A 53-pound alligator snapping turtle was recently rescued after it was found wedged at the end of a pipe in a new development near the city of Hockley, according to the Houston Society for the Protection of Animals.
The rescue happened this past Tuesday, Nov. 29, when an individual exploring the area discovered the trapped giant turtle and called the Houston SPCA.
"The pipe was dented at the opening, preventing the turtle from passing through," the Houston SPCA said in a news release. "He struggled to keep his head up as water rushed over his body."
Animal rescue staff then called the Rosehill Fire Department for assistance, the Houston SPCA said.
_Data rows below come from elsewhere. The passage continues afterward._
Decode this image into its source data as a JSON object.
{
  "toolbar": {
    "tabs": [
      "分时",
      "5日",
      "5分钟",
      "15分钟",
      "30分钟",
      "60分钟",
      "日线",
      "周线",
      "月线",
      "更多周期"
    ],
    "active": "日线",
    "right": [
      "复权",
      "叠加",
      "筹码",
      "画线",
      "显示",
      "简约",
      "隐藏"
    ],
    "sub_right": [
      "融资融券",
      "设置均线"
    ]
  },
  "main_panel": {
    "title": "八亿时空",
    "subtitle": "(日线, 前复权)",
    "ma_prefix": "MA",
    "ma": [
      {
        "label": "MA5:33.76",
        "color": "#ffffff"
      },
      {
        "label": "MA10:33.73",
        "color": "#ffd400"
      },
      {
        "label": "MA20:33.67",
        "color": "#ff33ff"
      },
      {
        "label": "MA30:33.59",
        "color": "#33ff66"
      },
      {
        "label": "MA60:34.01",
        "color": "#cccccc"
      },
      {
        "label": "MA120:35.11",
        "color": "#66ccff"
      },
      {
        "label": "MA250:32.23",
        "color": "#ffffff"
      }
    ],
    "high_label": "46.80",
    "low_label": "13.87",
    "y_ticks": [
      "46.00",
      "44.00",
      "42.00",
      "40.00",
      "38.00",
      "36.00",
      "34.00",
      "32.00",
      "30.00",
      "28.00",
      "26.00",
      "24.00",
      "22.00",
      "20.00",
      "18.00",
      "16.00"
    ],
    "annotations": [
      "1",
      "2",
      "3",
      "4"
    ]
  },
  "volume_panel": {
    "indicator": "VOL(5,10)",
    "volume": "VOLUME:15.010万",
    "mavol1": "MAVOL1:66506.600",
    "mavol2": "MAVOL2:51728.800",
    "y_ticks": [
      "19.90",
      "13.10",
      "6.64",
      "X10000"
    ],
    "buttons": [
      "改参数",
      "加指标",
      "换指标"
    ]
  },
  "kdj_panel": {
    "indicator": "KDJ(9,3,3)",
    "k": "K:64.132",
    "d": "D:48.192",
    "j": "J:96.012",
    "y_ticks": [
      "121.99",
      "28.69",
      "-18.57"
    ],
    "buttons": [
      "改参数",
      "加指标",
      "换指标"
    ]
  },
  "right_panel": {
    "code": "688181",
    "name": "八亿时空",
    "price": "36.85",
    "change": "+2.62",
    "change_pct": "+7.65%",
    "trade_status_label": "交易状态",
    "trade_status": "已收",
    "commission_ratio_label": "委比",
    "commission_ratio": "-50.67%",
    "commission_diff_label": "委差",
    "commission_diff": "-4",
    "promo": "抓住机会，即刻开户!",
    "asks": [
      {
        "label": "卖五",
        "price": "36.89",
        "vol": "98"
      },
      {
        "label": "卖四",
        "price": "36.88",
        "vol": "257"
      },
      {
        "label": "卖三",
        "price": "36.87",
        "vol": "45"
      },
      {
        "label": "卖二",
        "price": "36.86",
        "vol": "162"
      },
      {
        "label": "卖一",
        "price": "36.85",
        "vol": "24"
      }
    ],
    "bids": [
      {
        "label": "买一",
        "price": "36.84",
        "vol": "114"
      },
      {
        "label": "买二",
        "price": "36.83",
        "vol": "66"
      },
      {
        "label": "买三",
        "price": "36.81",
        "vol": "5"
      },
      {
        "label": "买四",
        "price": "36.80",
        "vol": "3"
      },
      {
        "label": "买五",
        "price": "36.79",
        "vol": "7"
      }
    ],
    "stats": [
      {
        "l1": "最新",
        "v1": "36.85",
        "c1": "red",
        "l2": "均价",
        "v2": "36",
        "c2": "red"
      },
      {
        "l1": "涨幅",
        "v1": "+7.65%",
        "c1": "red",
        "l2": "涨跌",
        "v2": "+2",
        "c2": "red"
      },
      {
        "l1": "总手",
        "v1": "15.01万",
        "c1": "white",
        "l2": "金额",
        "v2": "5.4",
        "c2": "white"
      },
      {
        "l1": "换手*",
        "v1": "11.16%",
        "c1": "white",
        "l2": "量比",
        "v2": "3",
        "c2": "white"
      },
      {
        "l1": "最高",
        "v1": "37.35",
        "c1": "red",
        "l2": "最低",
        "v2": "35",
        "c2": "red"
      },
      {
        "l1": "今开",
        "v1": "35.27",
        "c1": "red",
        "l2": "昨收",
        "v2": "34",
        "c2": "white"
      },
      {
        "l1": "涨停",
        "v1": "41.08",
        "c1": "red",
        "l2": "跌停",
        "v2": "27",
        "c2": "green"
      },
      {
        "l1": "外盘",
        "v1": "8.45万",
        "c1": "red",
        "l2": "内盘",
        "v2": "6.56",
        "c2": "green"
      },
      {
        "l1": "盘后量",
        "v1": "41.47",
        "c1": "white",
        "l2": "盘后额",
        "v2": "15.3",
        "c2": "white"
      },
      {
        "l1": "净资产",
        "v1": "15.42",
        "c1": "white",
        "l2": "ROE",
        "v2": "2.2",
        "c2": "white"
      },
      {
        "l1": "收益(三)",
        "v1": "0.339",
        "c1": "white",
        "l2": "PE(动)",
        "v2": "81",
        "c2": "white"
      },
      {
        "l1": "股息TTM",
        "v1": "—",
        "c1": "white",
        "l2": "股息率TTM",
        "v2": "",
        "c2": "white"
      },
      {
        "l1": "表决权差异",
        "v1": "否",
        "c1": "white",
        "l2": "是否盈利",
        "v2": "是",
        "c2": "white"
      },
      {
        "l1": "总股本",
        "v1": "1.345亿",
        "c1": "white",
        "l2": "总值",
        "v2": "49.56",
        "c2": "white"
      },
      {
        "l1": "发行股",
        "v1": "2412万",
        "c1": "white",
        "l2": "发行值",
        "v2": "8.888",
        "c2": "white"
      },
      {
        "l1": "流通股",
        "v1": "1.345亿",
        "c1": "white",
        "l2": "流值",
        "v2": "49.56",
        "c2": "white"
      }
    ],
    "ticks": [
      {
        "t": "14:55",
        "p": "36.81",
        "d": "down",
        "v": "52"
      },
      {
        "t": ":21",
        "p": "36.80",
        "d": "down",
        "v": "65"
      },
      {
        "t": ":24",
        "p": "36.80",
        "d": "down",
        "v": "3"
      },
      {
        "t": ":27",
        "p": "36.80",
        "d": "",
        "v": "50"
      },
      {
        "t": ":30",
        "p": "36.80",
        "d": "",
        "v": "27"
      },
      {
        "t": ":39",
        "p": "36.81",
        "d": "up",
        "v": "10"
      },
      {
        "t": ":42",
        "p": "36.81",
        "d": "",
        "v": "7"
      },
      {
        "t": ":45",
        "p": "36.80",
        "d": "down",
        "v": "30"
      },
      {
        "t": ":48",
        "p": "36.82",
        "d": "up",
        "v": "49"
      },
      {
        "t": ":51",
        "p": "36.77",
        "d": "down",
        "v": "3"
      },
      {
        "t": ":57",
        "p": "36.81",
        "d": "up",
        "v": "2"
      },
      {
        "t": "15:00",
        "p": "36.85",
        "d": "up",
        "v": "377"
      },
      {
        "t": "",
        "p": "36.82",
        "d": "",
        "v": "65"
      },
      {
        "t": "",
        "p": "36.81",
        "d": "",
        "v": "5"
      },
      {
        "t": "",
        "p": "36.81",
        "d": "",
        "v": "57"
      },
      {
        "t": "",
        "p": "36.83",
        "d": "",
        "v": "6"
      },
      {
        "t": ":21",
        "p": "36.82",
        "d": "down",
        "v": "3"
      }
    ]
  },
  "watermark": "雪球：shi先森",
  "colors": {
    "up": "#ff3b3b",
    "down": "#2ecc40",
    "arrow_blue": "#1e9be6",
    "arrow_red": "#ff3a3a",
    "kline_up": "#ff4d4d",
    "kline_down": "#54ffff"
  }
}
Firefighters used a hydraulic rescue tool known as the Jaws of Life to open up the pipe, and a veterinarian was able to free the 53-pound animal.
Several deceased alligator snapping turtles flowed out after the pipe was cleared, according to the Houston SPCA.
The surviving turtle was transported to the Wildlife Center of Texas, where he is being medically evaluated and treated, the Houston SPCA said.
The animal protection organization noted that alligator snapping turtles "are native to Houston and are one of the few protected freshwater turtles in Texas."
They are currently rehabilitating one other snapping turtle, according to ABC affiliate KTRK-TV in Houston.
"The state has designated them as threatened with extinction," it said, "so once the compromised alligator snapping turtles have healed, Houston SPCA’s Wildlife Center of Texas will work with Texas Parks and Wildlife to release them both in a suitable habitat."